Medical Device & Diagnostic Industry MagazineMDDI Article IndexOriginally Published MDDI August 2005 Molding Manufacturers Should Consider ConsumersClare Goldsberry

August 1, 2005

3 Min Read
Molding Manufacturers Should Consider Consumers

Medical Device & Diagnostic Industry Magazine
MDDI Article Index

Originally Published MDDI August 2005

Clare Goldsberry

If the last decade of the twentieth century was about the manufacturing floor—lean manufacturing, just-in-time delivery, and enterprise resource planning—the twenty-first century is shaping up to be about the consumer.

That is the conclusion of Kevin O'Marah, vice president of research for AMR Research (Boston, MA), in his recent report Demand Driven Supply Network: 21st Century Supply on Demand.

“The last century was all about the factory, but the biggest oversight of this factory-centered supply chain was the management of consumer demand,” says O'Marah. But most suppliers were not worried about consumer demand.

It was their OEM customers' jobs to worry about consumer demand. Take plastic parts suppliers for example. Twenty years ago, most were not concerned with new product design and development, part design (except for its effect on mold design), value-added services, packaging, or bar coding. Many simply molded and shipped parts. OEMs, particularly in the medical products industry, were performing such functions in-house a way to vertically integrate their operations, reduce costs, and gain control over FDA GMPs and other quality considerations.

By the late 1980s and early 1990s, however, some large medical products manufacturers began outsourcing their molding to custom molders. After all, mold making and molding were not the medical OEM's core competencies.

Today, plastics processors must deal with increasingly complex requirements for new products. There are several issues, such as quality regulations that are important factors. And issues concerning design and development, mold designing for manufacturability, final packaging, and bar coding, are just as critical to consider. The question is: Are suppliers ready?

O'Marah defines several problems with the global manufacturing environment.

First, there is what he terms a bull-whip effect in which disruptions downstream ripple back ever more loudly, creating tremendous uncertainty for demand.

Second, he identifies variability as an issue. O'Marah comments, “Failing to account for variability is fine for a factory with known task cycle times, but it is not good across a network of flexible productivity requirements.

Third, there's no support for product innovation. “The black box approach to R&D assumes that new products go through the same chain as existing ones,” says O'Marah. “This is slow, wasteful, and error prone.”

Custom molders and manufacturers are being challenged to play a greater role in their OEM customer's business.

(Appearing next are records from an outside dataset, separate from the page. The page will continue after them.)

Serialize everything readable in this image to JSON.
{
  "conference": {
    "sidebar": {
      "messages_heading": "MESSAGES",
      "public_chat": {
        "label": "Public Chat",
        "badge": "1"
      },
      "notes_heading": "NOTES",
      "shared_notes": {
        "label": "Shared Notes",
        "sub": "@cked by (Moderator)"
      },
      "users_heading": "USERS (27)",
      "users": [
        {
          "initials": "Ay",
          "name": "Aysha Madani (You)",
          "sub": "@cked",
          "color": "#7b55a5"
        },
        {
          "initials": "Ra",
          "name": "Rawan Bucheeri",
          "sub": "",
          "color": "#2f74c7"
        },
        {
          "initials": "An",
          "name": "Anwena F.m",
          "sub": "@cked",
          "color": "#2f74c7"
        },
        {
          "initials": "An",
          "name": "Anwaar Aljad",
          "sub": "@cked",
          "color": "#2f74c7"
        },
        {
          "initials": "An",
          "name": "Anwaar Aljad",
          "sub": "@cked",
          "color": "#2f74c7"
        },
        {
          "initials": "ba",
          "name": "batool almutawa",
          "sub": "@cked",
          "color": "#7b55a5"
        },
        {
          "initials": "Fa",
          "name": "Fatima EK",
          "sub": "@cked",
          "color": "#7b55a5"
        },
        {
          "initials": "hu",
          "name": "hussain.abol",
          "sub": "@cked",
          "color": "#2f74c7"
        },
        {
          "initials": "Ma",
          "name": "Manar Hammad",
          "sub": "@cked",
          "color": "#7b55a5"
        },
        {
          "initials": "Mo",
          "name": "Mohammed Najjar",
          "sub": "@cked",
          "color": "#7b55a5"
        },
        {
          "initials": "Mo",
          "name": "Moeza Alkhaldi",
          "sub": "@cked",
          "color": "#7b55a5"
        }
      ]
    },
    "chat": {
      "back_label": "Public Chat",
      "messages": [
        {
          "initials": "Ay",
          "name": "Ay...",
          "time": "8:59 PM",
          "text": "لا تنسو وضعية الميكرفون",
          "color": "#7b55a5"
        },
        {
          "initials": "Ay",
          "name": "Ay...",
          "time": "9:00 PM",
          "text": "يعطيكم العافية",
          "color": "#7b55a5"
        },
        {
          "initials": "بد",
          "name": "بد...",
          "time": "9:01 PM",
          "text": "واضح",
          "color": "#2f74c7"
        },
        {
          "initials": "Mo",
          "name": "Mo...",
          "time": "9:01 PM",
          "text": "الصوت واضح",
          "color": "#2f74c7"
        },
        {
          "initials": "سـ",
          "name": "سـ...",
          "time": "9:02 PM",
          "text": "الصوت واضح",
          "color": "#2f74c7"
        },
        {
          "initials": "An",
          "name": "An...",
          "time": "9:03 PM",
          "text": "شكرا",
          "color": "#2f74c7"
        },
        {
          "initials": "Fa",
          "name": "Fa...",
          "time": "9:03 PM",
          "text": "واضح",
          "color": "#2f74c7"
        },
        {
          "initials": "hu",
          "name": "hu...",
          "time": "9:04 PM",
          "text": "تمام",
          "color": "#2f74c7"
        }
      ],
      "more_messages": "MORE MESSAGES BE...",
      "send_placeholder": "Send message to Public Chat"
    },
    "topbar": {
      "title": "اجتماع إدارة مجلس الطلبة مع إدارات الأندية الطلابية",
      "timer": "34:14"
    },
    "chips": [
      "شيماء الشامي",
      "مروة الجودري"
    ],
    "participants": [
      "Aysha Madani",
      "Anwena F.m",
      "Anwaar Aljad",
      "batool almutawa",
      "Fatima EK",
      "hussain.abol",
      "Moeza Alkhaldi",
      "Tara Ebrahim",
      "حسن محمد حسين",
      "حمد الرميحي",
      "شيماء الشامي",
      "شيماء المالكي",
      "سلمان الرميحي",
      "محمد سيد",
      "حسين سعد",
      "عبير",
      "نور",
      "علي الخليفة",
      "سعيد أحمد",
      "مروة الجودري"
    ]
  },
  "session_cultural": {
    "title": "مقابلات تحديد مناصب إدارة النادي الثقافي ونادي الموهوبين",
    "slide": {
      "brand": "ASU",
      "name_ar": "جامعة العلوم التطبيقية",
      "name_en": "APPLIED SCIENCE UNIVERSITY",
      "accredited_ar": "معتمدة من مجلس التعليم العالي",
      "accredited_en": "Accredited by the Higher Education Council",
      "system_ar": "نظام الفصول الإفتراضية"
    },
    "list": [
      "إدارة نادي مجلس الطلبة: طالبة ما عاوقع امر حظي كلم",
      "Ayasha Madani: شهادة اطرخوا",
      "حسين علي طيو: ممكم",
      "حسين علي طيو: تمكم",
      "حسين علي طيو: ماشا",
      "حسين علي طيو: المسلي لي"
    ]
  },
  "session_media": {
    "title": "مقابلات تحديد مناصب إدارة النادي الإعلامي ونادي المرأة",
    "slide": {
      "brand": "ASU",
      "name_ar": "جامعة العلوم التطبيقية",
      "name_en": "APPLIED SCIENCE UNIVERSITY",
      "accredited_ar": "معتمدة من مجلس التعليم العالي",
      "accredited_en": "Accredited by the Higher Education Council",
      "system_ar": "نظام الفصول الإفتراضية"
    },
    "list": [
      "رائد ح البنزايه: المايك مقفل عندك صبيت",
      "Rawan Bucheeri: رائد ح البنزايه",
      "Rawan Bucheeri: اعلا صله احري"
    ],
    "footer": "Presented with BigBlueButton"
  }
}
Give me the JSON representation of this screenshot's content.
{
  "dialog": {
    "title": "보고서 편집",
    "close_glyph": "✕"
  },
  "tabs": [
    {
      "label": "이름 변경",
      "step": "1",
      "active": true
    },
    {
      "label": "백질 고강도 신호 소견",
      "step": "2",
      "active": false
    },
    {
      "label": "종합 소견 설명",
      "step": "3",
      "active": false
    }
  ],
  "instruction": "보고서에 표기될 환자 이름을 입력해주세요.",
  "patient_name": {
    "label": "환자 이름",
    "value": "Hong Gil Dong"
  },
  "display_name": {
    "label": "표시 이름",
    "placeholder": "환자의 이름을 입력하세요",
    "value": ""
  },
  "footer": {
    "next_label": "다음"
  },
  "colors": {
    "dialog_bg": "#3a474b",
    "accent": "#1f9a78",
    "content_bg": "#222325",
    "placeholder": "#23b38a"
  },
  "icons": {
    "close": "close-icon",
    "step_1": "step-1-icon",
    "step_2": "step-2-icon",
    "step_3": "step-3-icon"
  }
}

Problems exist in the supply chain, and these problems are often brought about by a lack of understanding of what the mold manufacturers or the molder truly offer. According to Steve DeHoff, a consultant with Stress Engineering Services LLC (Mason, OH), OEM buyers see molds as “incidental commodities rather than the strategic link to product cost, quality, time, and performance that they are in the injection molding business.” OEMs divide the affected costs into different budgets owned by different people.

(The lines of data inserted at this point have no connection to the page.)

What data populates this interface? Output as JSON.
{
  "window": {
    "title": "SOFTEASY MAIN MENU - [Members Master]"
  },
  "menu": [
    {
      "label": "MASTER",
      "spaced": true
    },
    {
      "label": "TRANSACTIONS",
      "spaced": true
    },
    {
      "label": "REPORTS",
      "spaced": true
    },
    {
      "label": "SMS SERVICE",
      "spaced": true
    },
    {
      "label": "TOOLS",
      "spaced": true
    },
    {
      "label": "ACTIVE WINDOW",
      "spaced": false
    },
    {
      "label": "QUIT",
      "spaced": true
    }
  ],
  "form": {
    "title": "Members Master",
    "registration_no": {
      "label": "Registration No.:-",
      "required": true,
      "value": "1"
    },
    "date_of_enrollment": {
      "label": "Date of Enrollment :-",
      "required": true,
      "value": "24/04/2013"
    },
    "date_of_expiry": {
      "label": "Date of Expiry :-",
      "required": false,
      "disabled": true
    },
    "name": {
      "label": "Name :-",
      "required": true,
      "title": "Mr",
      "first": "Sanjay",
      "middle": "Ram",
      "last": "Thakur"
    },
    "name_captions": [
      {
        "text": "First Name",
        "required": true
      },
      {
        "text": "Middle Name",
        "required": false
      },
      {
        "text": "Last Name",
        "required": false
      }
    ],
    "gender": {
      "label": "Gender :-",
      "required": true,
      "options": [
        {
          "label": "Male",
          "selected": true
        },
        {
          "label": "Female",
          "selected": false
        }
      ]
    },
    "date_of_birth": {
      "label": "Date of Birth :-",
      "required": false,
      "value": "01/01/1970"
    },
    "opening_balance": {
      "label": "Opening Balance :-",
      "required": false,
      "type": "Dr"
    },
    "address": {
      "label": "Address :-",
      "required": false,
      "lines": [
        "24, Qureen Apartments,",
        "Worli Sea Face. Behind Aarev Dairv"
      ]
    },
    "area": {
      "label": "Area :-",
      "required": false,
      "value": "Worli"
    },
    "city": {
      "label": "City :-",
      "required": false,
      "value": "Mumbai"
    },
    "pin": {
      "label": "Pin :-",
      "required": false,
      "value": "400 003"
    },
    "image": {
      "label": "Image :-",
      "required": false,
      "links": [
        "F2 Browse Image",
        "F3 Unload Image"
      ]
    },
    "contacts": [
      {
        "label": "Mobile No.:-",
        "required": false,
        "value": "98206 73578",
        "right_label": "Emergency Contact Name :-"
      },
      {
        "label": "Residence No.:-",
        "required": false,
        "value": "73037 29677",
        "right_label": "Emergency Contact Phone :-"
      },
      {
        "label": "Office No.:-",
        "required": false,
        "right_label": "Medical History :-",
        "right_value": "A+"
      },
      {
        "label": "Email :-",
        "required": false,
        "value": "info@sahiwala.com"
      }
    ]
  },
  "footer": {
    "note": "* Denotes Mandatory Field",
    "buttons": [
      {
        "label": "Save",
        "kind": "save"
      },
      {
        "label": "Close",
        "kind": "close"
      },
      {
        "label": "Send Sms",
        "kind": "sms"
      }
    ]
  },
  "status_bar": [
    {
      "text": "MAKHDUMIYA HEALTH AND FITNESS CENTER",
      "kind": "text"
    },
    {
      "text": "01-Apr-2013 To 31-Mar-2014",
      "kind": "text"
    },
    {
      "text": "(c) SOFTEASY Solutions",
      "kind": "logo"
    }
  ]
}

“Only at the top or near the top does one person own the total true cost,” DeHoff says. “This makes it almost impossible for those at the purchasing level to see the total cost without a third party doing it for them.”

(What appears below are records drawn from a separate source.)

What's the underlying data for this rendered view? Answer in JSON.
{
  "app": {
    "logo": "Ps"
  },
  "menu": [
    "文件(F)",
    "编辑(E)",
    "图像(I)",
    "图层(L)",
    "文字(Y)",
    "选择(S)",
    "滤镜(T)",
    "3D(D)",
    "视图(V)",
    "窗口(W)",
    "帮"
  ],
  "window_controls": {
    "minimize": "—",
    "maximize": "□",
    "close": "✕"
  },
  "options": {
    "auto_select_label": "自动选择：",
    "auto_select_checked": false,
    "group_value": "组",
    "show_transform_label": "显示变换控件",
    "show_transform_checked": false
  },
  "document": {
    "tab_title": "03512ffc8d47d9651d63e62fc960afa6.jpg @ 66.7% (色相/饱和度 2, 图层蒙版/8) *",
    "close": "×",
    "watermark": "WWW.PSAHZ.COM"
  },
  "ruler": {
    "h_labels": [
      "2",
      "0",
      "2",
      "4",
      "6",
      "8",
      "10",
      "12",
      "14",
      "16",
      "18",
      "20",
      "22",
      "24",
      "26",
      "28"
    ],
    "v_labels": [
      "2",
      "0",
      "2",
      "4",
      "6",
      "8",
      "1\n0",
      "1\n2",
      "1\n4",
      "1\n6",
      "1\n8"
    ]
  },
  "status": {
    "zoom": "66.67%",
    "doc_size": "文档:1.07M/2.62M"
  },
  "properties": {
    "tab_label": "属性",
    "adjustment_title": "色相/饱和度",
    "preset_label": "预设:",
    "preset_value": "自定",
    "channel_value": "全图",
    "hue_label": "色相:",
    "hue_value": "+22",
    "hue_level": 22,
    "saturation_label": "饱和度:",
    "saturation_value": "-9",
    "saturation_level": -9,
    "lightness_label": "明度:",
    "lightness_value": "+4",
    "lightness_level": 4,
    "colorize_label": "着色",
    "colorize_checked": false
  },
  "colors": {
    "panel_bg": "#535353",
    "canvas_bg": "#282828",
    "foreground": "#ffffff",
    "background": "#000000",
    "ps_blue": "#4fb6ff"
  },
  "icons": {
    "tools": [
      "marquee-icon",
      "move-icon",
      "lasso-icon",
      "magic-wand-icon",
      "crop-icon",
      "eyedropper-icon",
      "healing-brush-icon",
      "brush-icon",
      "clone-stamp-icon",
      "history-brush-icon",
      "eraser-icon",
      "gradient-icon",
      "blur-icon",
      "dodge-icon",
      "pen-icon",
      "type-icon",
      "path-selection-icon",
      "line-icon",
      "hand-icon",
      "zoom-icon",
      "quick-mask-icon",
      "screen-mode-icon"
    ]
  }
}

OEMs can understand their manufacturing costs through costing models for given manufacturing scenarios. Some of the critical economic principles include the following:

• Molding is a technology-driven cost, not a labor cost.
• Molding economies are governed by classical returns with scale. There is an optimum for a given volume level and product life.
• Molds are highly differentiated, not a commodity.
• Molds largely determine molding unit costs in injection molding.

By learning to treat molding and other suppliers as integral technologies, OEMs can build a lasting business relationship that enhances the function of the supply chain. Doing so not only increases production, but also can help decrease costs. Ultimately, however, the consumer will have a better product that gives more attention to safety and usability.